U.S. sues to stop sale of JFK's Cuban missile crisis map
From Herald staff and wire reports
NEW YORK - The federal government sued Monday to stop a website
operator from selling a Cuban missile crisis map
used by President John F. Kennedy and civil rights documents
that may have been improperly removed by Kennedy's
personal secretary.
U.S. District Court Judge Robert Ward temporarily blocked the sale until a hearing scheduled for next week.
Gary Zimet, operator of the site, has advertised being the exclusive
seller of a map and its original envelope identified
as: ``Cuban Missile Crisis Map With JFK's Handwritten Annotations
Indicating Locations of Russian Missile Sites October
16, 1962.''
''What happened is that the government wants to steal this map
from me,'' said an agitated Zimet, who spoke to The
Herald on Monday night by telephone from New York.
He said he had been besieged by calls from national news organizations on Monday after the lawsuit was filed.
Publicity about the map, first detailed in The Herald in February, also had Zimet's phone ringing a couple of months ago.

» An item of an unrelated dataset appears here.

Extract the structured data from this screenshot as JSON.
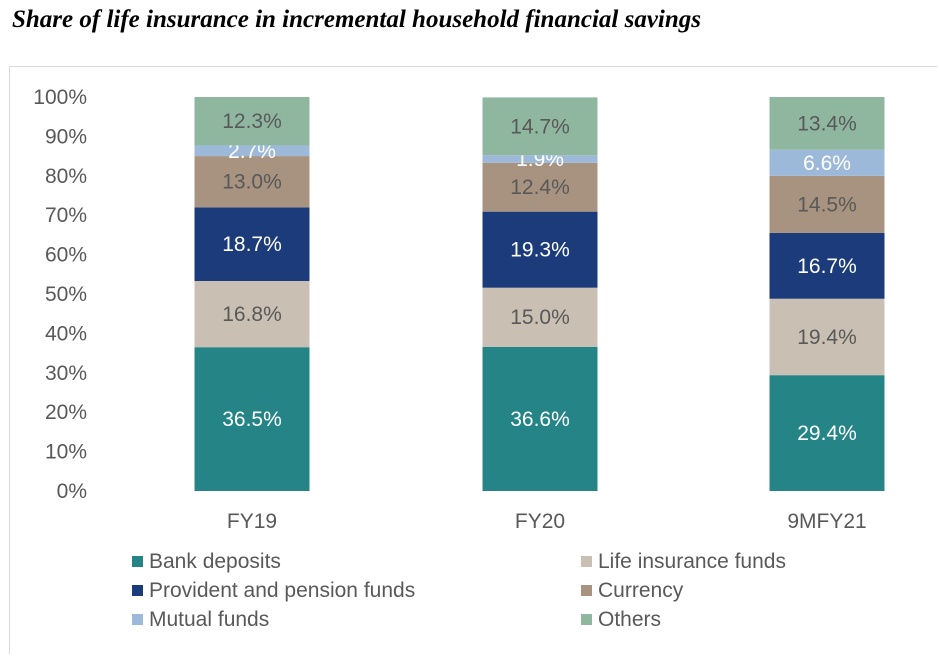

In its arguments, the government said Evelyn Lincoln -- the personal
secretary who worked for the White House on
Kennedy's papers until July 1964 -- also compiled annotated
and handwritten notes for the President Kennedy Library
Corp. until at least 1972.
The map and civil rights documents were donated to the United
States in February 1965 for deposit in the John F.
Kennedy Presidential Library, the government said.
''It appears that Evelyn Lincoln improperly removed the map from
the custody and control of the United States'' and
later gave, sold or bequeathed it to Robert L. White, a private
collector of Kennedy memorabilia, the lawsuit states. It
did not suggest that Lincoln, who died in 1995, had done anything
criminally wrong.
''Whatever path the map may have traveled, it nevertheless falls
squarely within the deed of gift and rightfully belongs
to the United States,'' the government wrote.